You Can Buy a House for 1€ In Sicily, But Of Course There’s a Catch

Prepare for a lifetime of mozzarella-making and afternoon spritzes, because your chance to live out your days in a Call Me By Your Name-style summer haze is here with a small catch.  

Mussomeli, a picturesque town in southern Sicily, is selling homes for less than the price of your morning espresso at just €1 $1.63 at the current conversion rate. The houses available to be purchased are in a state of decay and dilapidation; all are abandoned and need some serious work to bring them into a state of liveability, but unlike renovating in Australia, the costs to do so are somewhat more achievable. 

According to Case 1 Euro, the official site from the Municipality of Mussomeli that facilitates all transactions on one euro homes, renovations can cost between €100 to €700 euros per square metre. So, on a 70sqm home, which appears to be the average size available, you could expect to fork out between €7,000 and €49,000 for the renovation. You can utilise the services of local architects and tradespeople, or go it alone with a bunch of friends. The choice is yours.
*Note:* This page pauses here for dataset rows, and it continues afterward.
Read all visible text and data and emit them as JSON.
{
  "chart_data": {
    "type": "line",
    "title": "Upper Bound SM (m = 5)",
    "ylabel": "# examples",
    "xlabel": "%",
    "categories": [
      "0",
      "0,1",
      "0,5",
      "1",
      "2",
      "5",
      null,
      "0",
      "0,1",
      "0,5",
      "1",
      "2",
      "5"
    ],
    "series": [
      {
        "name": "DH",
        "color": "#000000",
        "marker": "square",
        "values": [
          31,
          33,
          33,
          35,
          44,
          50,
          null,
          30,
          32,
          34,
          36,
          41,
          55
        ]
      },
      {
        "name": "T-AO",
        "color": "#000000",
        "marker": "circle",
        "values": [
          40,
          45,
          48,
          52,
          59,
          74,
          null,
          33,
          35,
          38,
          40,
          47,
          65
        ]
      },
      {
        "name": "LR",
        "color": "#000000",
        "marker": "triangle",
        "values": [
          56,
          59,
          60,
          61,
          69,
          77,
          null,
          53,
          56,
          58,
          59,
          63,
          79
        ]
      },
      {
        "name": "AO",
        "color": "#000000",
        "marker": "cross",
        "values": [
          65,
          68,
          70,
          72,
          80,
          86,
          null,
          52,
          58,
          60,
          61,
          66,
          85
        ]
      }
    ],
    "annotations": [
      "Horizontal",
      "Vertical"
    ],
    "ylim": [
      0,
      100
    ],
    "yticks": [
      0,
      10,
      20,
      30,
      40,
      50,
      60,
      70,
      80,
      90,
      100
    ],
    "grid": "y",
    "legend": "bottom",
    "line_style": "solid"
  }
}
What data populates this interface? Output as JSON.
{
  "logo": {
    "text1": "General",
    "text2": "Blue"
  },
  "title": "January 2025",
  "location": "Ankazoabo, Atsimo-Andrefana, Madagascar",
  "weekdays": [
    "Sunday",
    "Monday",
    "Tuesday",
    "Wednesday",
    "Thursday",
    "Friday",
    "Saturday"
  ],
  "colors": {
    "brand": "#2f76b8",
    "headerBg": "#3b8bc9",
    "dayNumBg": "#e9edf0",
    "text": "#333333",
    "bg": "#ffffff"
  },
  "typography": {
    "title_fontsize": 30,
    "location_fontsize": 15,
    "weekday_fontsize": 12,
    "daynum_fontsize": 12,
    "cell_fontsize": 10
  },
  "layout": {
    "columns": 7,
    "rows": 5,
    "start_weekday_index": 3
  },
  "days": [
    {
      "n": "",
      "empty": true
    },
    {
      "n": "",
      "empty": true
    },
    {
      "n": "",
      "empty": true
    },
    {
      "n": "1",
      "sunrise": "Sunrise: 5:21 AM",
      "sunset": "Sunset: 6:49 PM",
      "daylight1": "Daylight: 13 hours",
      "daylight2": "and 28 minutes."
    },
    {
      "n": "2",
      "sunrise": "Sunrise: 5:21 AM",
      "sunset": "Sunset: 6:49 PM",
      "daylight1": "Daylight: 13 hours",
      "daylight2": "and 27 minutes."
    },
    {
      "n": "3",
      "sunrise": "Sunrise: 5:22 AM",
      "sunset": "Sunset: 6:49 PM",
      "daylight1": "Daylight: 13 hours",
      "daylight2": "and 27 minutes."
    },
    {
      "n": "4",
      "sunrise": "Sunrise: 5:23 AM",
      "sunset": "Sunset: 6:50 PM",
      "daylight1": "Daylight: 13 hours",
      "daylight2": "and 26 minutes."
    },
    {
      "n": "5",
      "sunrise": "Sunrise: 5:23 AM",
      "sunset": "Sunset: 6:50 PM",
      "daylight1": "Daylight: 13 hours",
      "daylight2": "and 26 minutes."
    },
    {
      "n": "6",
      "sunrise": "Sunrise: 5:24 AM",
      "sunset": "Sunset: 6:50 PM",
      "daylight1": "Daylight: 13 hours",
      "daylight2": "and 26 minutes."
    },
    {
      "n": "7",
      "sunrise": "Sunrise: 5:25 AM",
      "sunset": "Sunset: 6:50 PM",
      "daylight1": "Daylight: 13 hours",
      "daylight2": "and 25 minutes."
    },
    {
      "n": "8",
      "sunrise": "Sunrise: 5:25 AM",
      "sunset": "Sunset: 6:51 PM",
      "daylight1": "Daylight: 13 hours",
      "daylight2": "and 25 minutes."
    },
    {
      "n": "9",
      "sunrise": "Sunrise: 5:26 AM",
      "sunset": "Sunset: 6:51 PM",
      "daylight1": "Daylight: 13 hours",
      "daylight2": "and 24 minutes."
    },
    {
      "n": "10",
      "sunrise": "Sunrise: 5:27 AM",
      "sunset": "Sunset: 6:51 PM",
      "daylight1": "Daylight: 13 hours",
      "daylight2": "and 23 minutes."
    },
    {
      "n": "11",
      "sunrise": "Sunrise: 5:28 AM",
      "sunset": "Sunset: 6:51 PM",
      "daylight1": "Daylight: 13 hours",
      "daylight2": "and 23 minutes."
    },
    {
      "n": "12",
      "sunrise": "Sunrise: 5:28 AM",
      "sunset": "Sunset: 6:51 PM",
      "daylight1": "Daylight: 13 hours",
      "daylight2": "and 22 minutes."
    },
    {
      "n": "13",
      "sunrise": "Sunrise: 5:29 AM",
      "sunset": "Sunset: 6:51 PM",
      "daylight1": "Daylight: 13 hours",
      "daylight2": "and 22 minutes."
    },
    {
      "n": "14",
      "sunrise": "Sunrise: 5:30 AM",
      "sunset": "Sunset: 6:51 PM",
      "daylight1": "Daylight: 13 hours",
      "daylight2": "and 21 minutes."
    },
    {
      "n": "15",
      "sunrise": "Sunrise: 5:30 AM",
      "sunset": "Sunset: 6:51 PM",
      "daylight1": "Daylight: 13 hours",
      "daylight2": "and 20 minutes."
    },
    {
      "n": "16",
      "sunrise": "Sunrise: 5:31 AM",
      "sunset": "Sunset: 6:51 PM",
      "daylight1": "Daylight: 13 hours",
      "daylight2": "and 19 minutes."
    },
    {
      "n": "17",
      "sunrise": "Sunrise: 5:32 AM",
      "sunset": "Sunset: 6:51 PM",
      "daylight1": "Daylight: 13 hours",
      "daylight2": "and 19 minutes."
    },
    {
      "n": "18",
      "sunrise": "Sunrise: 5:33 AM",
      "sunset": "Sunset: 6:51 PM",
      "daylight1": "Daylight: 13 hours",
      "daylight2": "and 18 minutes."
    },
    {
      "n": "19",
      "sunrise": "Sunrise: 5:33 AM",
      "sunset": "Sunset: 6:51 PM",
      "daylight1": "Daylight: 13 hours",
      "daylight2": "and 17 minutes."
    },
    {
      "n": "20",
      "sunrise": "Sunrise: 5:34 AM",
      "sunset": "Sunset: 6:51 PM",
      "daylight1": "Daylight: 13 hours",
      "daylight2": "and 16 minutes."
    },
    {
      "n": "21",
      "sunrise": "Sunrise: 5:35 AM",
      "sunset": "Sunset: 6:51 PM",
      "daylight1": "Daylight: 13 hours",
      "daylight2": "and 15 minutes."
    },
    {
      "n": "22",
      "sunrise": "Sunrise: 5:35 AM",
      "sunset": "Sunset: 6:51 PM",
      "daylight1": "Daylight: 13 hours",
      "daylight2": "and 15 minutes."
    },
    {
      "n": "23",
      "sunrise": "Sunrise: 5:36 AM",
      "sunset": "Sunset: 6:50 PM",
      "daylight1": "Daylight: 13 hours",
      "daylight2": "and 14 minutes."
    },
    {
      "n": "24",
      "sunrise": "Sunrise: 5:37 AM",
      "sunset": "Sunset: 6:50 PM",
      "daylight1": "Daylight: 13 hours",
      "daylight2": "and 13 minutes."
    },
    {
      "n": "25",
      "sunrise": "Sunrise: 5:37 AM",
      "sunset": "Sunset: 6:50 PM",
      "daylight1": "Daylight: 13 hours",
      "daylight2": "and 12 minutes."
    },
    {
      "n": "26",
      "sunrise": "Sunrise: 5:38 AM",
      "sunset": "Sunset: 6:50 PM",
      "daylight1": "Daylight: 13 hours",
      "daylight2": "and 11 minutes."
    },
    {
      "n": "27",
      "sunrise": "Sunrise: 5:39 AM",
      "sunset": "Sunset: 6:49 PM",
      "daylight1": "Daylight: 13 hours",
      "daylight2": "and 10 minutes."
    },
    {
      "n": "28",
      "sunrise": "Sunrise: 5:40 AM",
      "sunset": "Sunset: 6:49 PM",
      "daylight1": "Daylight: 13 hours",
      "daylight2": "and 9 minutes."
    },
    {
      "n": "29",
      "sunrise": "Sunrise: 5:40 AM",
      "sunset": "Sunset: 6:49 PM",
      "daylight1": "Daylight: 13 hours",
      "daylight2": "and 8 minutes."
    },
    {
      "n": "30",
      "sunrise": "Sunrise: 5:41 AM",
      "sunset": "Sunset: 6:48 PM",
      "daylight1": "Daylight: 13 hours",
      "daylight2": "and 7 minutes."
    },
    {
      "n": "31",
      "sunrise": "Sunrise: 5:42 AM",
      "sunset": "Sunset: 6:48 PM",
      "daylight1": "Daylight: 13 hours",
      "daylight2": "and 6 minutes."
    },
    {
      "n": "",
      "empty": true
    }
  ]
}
There are some other fees and fine print involved, too. First up, a refundable security deposit of €5,000 is required. A plan for the project must be submitted within a year of purchase and commenced no later than two months after the issue of a building permit, and three years on, the renovations and restoration must be completed. Yearly taxes on the property will range from €2,500 to €4,000, but hey, it sounds like a pretty affordable (and fun) project, and the end result is an epic summer home for you to enjoy with your pals. 

Cefalu is a short drive from Mussomeli.

The one-euro initiative from the Municipality of Mussomeli is part of a plan to boost tourism and flock new residents to the town, which at this stage is predominantly made up of an ageing community. The youth population long moved out to seek opportunities in bigger cities, leaving many of the homes abandoned due to the passing of the elderly population. 

So far, the initiative is working; over 100 people from around the world have purchased a home in the town and have commenced renovations. 

Located in the Sicilian hinterland, Mussomeli has a population of 11,000. While it appears quaint, there is plenty around to keep those visiting entertained. On Tuesday mornings, a street market with a selection of handmade garments and fresh produce brings the town together, and when wandering the cobbled streets and Manfredi’s Castle becomes tired, the town is a short 40-minute drive away from the beaches and temples of Agrigento.